Heloisa Hariadne views her paintings as portraits of the intimate. They are emotional and philosophically driven landscapes formed from investigations of her memories and experiences. Hariadne's bold, mid and-large scale works feature representations of herself and thoughts merging within a fantastical botanical, meditative space; a spiritual retreat for breath, stillness and movement to imagine and manifest meaningful connections. We feature, Pétalas que choraram sem conseguir respirar nos céus em busca de vida, (Petals that cried without being able to breathe in the skies in search of life (2023).
In the Lower Gallery we have Claude Lawrence who is inspired by the spirit of improvisation and abstraction. He interprets the innovations and languages of Jazz and Abstract Expressionism to create striking renditions of movement, listening, memories and experiences with a strong attentiveness to color and form, drawn from his experiences of living and working between the United States and France. We include the work, Untitled (2021).
Rita Alaoui contemplates in her works the human relationship with nature. Autumn #13 (2023) is part of an ongoing series that is focused on slowing time down to reify nature, that thrives with lesser human intervention. Her continued studies and numerous portraits of selected plants, enliven and extend her knowledge of their provenance, characteristics and medicinal properties, which ground and extend her connections to her immediate environment in France, her travels to other locations, and to her country Morocco and her matrilineal ancestry.

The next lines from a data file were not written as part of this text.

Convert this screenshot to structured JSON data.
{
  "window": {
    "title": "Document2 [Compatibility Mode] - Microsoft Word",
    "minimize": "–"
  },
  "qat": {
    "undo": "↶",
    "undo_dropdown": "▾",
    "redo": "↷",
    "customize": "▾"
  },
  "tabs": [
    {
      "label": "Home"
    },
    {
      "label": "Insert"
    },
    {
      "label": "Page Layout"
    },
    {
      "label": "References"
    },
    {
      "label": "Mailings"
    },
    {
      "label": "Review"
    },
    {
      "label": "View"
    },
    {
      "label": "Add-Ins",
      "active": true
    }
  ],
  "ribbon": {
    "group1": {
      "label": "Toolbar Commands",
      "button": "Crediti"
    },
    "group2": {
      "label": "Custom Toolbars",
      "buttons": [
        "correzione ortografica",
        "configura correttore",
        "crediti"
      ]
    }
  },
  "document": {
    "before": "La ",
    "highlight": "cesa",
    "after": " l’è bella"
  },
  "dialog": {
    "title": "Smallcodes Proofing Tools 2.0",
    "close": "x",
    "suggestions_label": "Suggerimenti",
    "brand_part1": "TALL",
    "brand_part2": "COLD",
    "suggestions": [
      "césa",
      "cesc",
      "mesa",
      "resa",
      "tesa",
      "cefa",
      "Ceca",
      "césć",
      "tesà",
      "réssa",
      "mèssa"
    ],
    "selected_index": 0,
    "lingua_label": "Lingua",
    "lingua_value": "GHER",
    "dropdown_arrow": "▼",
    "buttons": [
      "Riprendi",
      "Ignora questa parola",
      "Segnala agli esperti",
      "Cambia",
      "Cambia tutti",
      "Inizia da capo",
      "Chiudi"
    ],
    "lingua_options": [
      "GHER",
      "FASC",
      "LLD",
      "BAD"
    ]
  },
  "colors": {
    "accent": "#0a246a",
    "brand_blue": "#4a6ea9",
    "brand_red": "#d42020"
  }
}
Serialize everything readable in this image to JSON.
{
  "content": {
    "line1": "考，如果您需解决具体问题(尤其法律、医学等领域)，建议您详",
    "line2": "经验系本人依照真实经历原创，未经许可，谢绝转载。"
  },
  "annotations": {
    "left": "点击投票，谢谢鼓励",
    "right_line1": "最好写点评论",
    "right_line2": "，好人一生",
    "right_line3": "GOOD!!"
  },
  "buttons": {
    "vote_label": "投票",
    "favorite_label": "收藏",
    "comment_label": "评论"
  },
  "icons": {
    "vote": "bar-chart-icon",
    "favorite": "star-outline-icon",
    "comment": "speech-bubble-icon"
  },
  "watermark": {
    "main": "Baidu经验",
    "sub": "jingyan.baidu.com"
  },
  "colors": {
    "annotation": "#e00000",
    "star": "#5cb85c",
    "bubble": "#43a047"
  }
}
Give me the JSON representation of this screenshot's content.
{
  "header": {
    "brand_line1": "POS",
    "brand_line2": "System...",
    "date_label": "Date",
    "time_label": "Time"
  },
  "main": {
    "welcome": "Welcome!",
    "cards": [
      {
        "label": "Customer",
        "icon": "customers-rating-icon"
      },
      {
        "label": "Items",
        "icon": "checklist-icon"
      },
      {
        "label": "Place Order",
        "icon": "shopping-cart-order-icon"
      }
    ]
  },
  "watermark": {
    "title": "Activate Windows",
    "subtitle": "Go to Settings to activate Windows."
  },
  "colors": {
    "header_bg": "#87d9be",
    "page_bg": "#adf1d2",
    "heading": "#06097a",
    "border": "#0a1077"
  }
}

Emma Prempeh's Solitude (2022) is a portrait of a friend, and a tribute that poetically draws together an ode to the passing of time, pictorially and materially in the painting itself. In the foreground of a dark interior, Prempeh's friend sits comfortably, and fully prepared, with sunglasses in a ray of light that bathes her face, and highlights features of the rest of the room, including a clock. That light is captured in the application of schlag metal (composition gold leaf) that oxidizes and transforms over time, like memory and our recollections that become embellished or imperfect. The recurring motif of carpet from Prempeh's Grandmother's house is barely discernible, but omnipresent as a representation of the past, the outward gaze of her friend seemingly looking towards the future.
For Amanda Mushate, abstraction creates a space for her to take stock of her life and events, and the challenges that she faces as an ambitious young woman and parent, working and pursuing an artistic practice in a culturally male-dominated world in Zimbabwe. Mushate unpacks her observations through her expression of ubuntu an African continental, philosophical understanding of interconnectedness to a community and to humanity. Portrayed as a meandering pathway, Mushate delineates a journey thought that has no apparent beginning or end, and where she expresses her tensions, joys and questions on her canvases. Works in the exhibition include: Ramangwana mukutamba [The future in play], (2023), Ukuthandana [Loving each other)] (2023) and Izifiso [Wishes)] (2023).

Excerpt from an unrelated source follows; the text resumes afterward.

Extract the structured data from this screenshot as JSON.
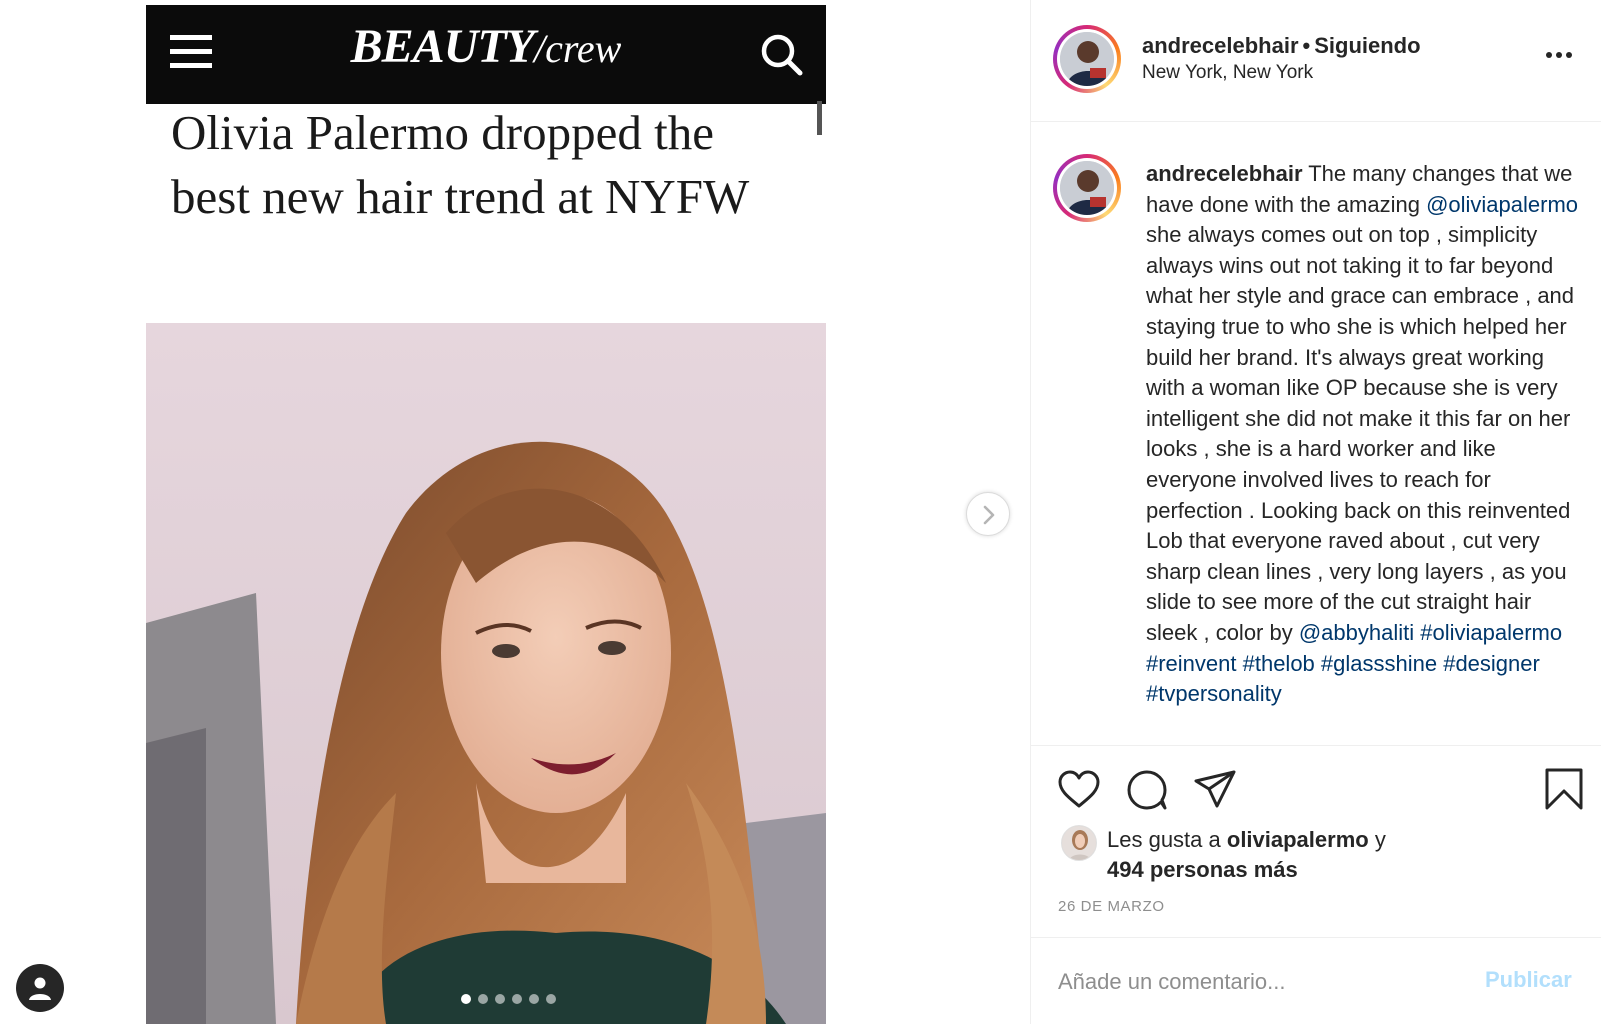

Tessa Mars depicts mythologies of her own invention to explore her Haitian identity and representations of connection to land and ancestors over time and space. In the show we feature, The Water Is Waiting [For Us To Water Too] (2023). It is unclear if whether their still or taken by the tide, but representations of Mars family are caught in an equally ambiguous body of water. Haiti is one of several Caribbean nations affected by climate emergency-induced rising sea levels. Mars poses the question in the face of the advancing water, are the island and her people literally and figuratively ready to swim together against the rising tide?